We comply with valid legal requests under Singapore law. However, since we don't log IP addresses, timestamps, or metadata, there's very little we can provide even if compelled. We cannot decrypt end-to-end encrypted messages.

We commit to:

• Challenging overbroad or invalid requests
• Providing transparency reports when legally permissible
• Notifying users of requests when allowed by law

5. Data Security

We protect the minimal data we store through:

• Encryption in transit: TLS 1.2+ for all connections
• Encryption at rest: Database encryption for stored data
• Access controls: Restricted server access with strong authentication
• Regular updates: Timely security patches and software updates
• Monitoring: Security monitoring (without logging user activity)

6. Data Retention and Deletion

You control your data:

• Account deletion: You can delete your account at any time through your Matrix client. All associated data will be removed.
• Message deletion: You can delete messages through your client. Note that federated copies on other servers are outside our control.
• Server retention: We don't impose arbitrary retention periods. Your data stays only as long as you want it to.

7. Your Rights

Under various privacy laws, you may have rights including:

• Access: Request information about data we store
• Correction: Update your profile information
• Deletion: Delete your account and data
• Portability: Export your data (through Matrix client features)
• Objection: Object to data processing (though we process very little)

To exercise these rights, contact us at dnsadmin@644.ro.

8. Children's Privacy

Matrix homeservers are not specifically designed for children. We do not knowingly collect data from users under 13 (or applicable age in your jurisdiction). If you believe a child has created an account, please contact us.

9. International Data Transfers

Our server is located in Singapore. If you access 644.ro from outside Singapore, your connection data passes through international networks. However, since we don't log this data, there's minimal privacy impact.

10. Changes to This Policy

We may update this policy to reflect service changes or legal requirements. Major changes will be announced through:

• Website notification
• Server announcements (if implemented)

Continued use after changes constitutes acceptance.

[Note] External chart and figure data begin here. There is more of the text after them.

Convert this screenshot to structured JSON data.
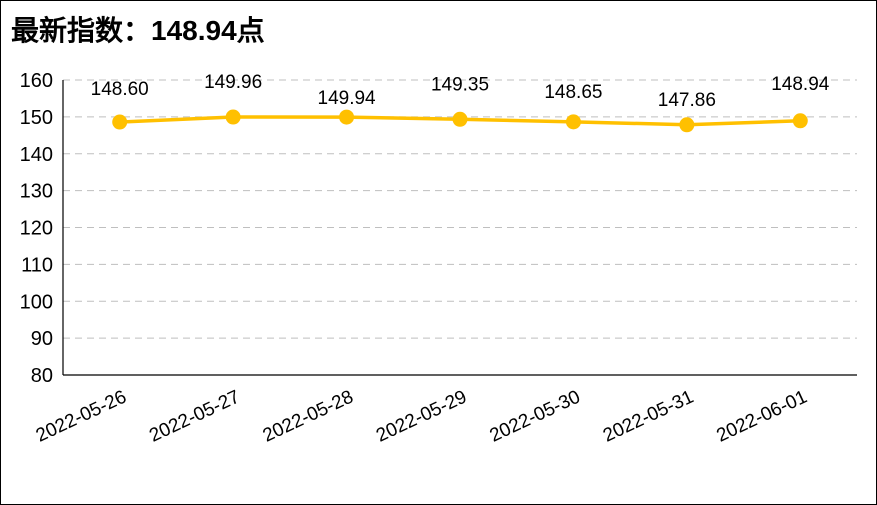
{
  "header": {
    "title": "最新指数：148.94点"
  },
  "chart_data": {
    "type": "line",
    "title": "最新指数：148.94点",
    "categories": [
      "2022-05-26",
      "2022-05-27",
      "2022-05-28",
      "2022-05-29",
      "2022-05-30",
      "2022-05-31",
      "2022-06-01"
    ],
    "values": [
      148.6,
      149.96,
      149.94,
      149.35,
      148.65,
      147.86,
      148.94
    ],
    "point_labels": [
      "148.60",
      "149.96",
      "149.94",
      "149.35",
      "148.65",
      "147.86",
      "148.94"
    ],
    "xlabel": "",
    "ylabel": "",
    "ylim": [
      80,
      160
    ],
    "ytick_step": 10,
    "ytick_labels": [
      "80",
      "90",
      "100",
      "110",
      "120",
      "130",
      "140",
      "150",
      "160"
    ],
    "grid": "horizontal-dashed",
    "legend": "none",
    "line_color": "#FFC000",
    "marker_color": "#FFC000",
    "grid_color": "#BFBFBF",
    "axis_color": "#000000",
    "label_dy": [
      -27,
      -29,
      -13,
      -29,
      -24,
      -19,
      -31
    ],
    "x_label_angle": -25
  }
}
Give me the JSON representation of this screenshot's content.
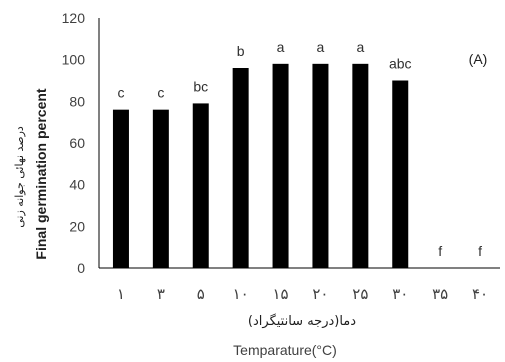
{
  "chart_data": {
    "type": "bar",
    "panel_label": "(A)",
    "categories": [
      "۱",
      "۳",
      "۵",
      "۱۰",
      "۱۵",
      "۲۰",
      "۲۵",
      "۳۰",
      "۳۵",
      "۴۰"
    ],
    "values": [
      76,
      76,
      79,
      96,
      98,
      98,
      98,
      90,
      0,
      0
    ],
    "significance": [
      "c",
      "c",
      "bc",
      "b",
      "a",
      "a",
      "a",
      "abc",
      "f",
      "f"
    ],
    "ylabel_fa": "درصد نهائی جوانه زنی",
    "ylabel_en": "Final germination percent",
    "xlabel_fa": "دما(درجه سانتیگراد)",
    "xlabel_en": "Temparature(°C)",
    "ylim": [
      0,
      120
    ],
    "yticks": [
      0,
      20,
      40,
      60,
      80,
      100,
      120
    ],
    "bar_color": "#000000",
    "grid": false
  }
}
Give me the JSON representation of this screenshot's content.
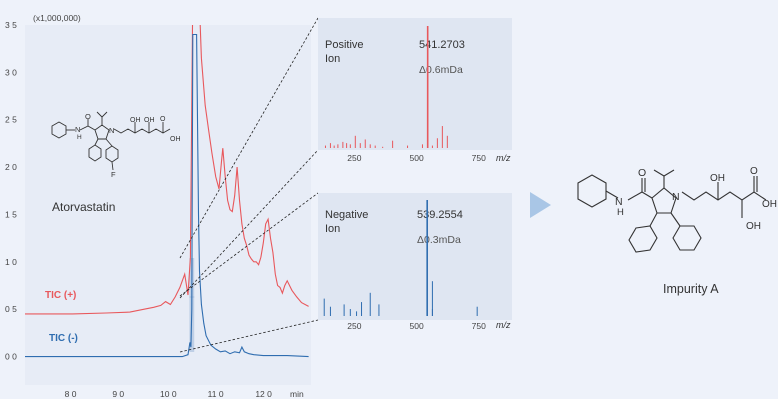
{
  "chart_data": [
    {
      "type": "line",
      "ylabel": "(x1,000,000)",
      "xunit": "min",
      "x_ticks": [
        "8 0",
        "9 0",
        "10 0",
        "11 0",
        "12 0"
      ],
      "y_ticks": [
        "0 0",
        "0 5",
        "1 0",
        "1 5",
        "2 0",
        "2 5",
        "3 0",
        "3 5"
      ],
      "xlim": [
        7.0,
        13.0
      ],
      "ylim": [
        -0.3,
        3.5
      ],
      "series": [
        {
          "name": "TIC (+)",
          "color": "#e8585c",
          "offset": 0.45,
          "x": [
            7.0,
            8.0,
            8.7,
            9.2,
            9.5,
            9.7,
            9.85,
            9.95,
            10.05,
            10.15,
            10.25,
            10.35,
            10.42,
            10.47,
            10.52,
            10.55,
            10.6,
            10.65,
            10.7,
            10.78,
            10.85,
            10.92,
            11.0,
            11.07,
            11.12,
            11.15,
            11.2,
            11.25,
            11.3,
            11.35,
            11.4,
            11.45,
            11.5,
            11.55,
            11.6,
            11.65,
            11.7,
            11.75,
            11.8,
            11.85,
            11.9,
            11.95,
            12.0,
            12.05,
            12.1,
            12.15,
            12.2,
            12.25,
            12.3,
            12.35,
            12.4,
            12.45,
            12.5,
            12.6,
            12.7,
            12.8,
            12.95
          ],
          "y": [
            0.0,
            0.0,
            0.01,
            0.02,
            0.05,
            0.07,
            0.09,
            0.13,
            0.1,
            0.18,
            0.28,
            0.42,
            0.2,
            0.6,
            3.4,
            3.4,
            3.4,
            3.4,
            2.7,
            2.2,
            1.95,
            1.7,
            1.45,
            1.32,
            1.6,
            1.75,
            1.45,
            1.2,
            1.1,
            1.08,
            1.25,
            1.55,
            1.2,
            0.95,
            0.8,
            0.72,
            0.62,
            0.58,
            0.55,
            0.55,
            0.52,
            0.6,
            0.75,
            0.95,
            1.0,
            0.8,
            0.65,
            0.42,
            0.3,
            0.28,
            0.22,
            0.3,
            0.35,
            0.25,
            0.18,
            0.12,
            0.08
          ]
        },
        {
          "name": "TIC (-)",
          "color": "#2f6db0",
          "offset": 0.0,
          "x": [
            7.0,
            8.0,
            9.0,
            10.0,
            10.3,
            10.42,
            10.46,
            10.48,
            10.5,
            10.52,
            10.54,
            10.56,
            10.58,
            10.6,
            10.62,
            10.64,
            10.66,
            10.7,
            10.75,
            10.8,
            10.9,
            11.0,
            11.1,
            11.2,
            11.3,
            11.4,
            11.5,
            11.55,
            11.6,
            11.7,
            11.8,
            12.0,
            12.5,
            12.95
          ],
          "y": [
            0.0,
            0.0,
            0.0,
            0.0,
            0.0,
            0.02,
            0.15,
            0.1,
            0.5,
            3.4,
            3.4,
            3.4,
            3.4,
            3.4,
            2.4,
            1.5,
            0.9,
            0.55,
            0.35,
            0.22,
            0.12,
            0.08,
            0.05,
            0.06,
            0.03,
            0.05,
            0.04,
            0.1,
            0.05,
            0.03,
            0.02,
            0.01,
            0.01,
            0.0
          ]
        }
      ],
      "zoom_regions": [
        {
          "name": "TIC (+)",
          "x": [
            10.45,
            10.55
          ]
        },
        {
          "name": "TIC (-)",
          "x": [
            10.45,
            10.55
          ]
        }
      ]
    },
    {
      "type": "bar",
      "title": "Positive Ion",
      "label_line1": "Positive",
      "label_line2": "Ion",
      "mass": "541.2703",
      "error": "Δ0.6mDa",
      "color": "#e8585c",
      "xlabel": "m/z",
      "x_ticks": [
        "250",
        "500",
        "750"
      ],
      "xlim": [
        100,
        880
      ],
      "ylim": [
        0,
        100
      ],
      "x": [
        130,
        150,
        165,
        180,
        200,
        215,
        230,
        250,
        270,
        290,
        310,
        330,
        360,
        400,
        460,
        520,
        541,
        560,
        580,
        600,
        620
      ],
      "y": [
        2,
        4,
        2,
        3,
        5,
        4,
        3,
        10,
        4,
        7,
        3,
        2,
        1,
        6,
        2,
        3,
        100,
        2,
        8,
        18,
        10
      ]
    },
    {
      "type": "bar",
      "title": "Negative Ion",
      "label_line1": "Negative",
      "label_line2": "Ion",
      "mass": "539.2554",
      "error": "Δ0.3mDa",
      "color": "#2f6db0",
      "xlabel": "m/z",
      "x_ticks": [
        "250",
        "500",
        "750"
      ],
      "xlim": [
        100,
        880
      ],
      "ylim": [
        0,
        100
      ],
      "x": [
        125,
        150,
        205,
        230,
        255,
        275,
        310,
        345,
        539,
        560,
        560,
        740
      ],
      "y": [
        15,
        8,
        10,
        6,
        4,
        12,
        20,
        10,
        100,
        6,
        30,
        8
      ]
    }
  ],
  "labels": {
    "compound1": "Atorvastatin",
    "compound2": "Impurity A",
    "oh1": "OH",
    "oh2": "OH",
    "oh3": "OH",
    "nh": "N",
    "h": "H",
    "n_ring": "N",
    "o_amide": "O",
    "o_acid": "O",
    "f": "F"
  }
}
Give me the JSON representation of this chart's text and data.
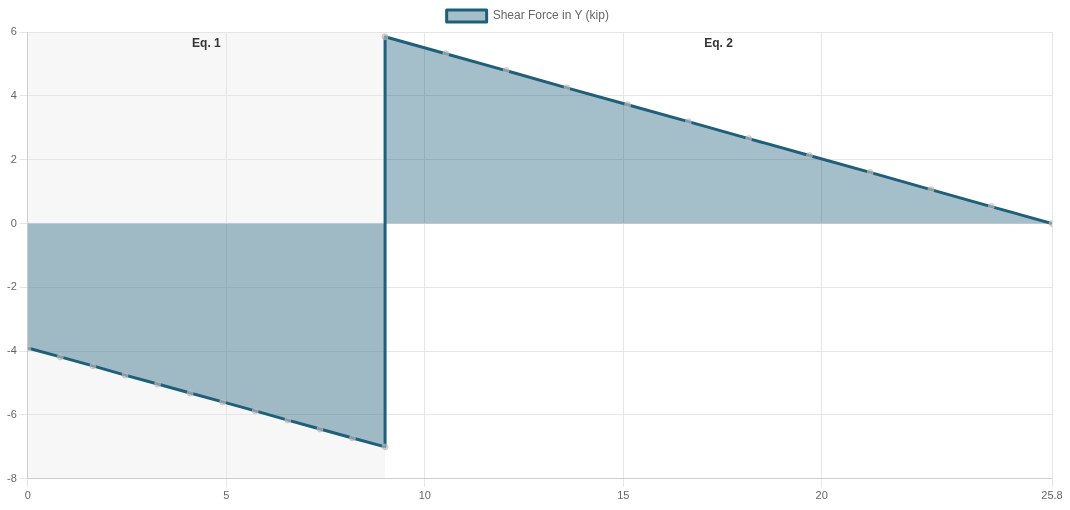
{
  "chart_data": {
    "type": "area",
    "legend": "top",
    "grid": true,
    "marker": "circle",
    "xlim": [
      0,
      25.8
    ],
    "xticks": [
      0,
      5,
      10,
      15,
      20,
      25.8
    ],
    "ylim": [
      -8,
      6
    ],
    "yticks": [
      -8,
      -6,
      -4,
      -2,
      0,
      2,
      4,
      6
    ],
    "bands": [
      {
        "axis": "x",
        "from": 0,
        "to": 9,
        "label": "Eq. 1",
        "color": "#f7f7f7"
      }
    ],
    "annotations": [
      "Eq. 2"
    ],
    "series": [
      {
        "name": "Shear Force in Y (kip)",
        "color": "#1f5f7a",
        "x": [
          0,
          0.82,
          1.64,
          2.45,
          3.27,
          4.09,
          4.91,
          5.73,
          6.55,
          7.36,
          8.18,
          9,
          9,
          10.53,
          12.05,
          13.58,
          15.11,
          16.64,
          18.16,
          19.69,
          21.22,
          22.75,
          24.27,
          25.8
        ],
        "values": [
          -3.9,
          -4.18,
          -4.46,
          -4.75,
          -5.03,
          -5.31,
          -5.59,
          -5.87,
          -6.16,
          -6.44,
          -6.72,
          -7.0,
          5.85,
          5.32,
          4.79,
          4.25,
          3.72,
          3.19,
          2.66,
          2.13,
          1.6,
          1.06,
          0.53,
          0
        ]
      }
    ]
  }
}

We recommend reviewing this policy periodically.

11. Technical Implementation Details

For the technically curious, here's how we ensure privacy:

• Web server: Access logging disabled
• Tuwunel: Configured with minimal logging
• Database: Contains only essential Matrix protocol data
• No analytics: No Google Analytics, Matomo, or similar tools
• No CDNs: All content served directly (no third-party CDNs tracking you)

12. Compliance

This server operates in compliance with:

• Singapore Personal Data Protection Act (PDPA)
• General Data Protection Regulation (GDPR) principles where applicable
• Matrix protocol specifications

13. Contact Information

For privacy-related inquiries, concerns, or requests:

• Email: dnsadmin@644.ro
• Server: 644.ro
• Location: Singapore

14. Philosophy

We built 644.ro on the principle that privacy is a fundamental right, not a feature. The best way to protect your data is to not collect it in the first place. We can't leak what we don't have. We can't sell what we don't collect. We can't be forced to hand over what we don't store.

In the spirit of Unix permissions, 644.ro gives the world read-only access by default. Your data is yours alone—readable and writable only by you (root).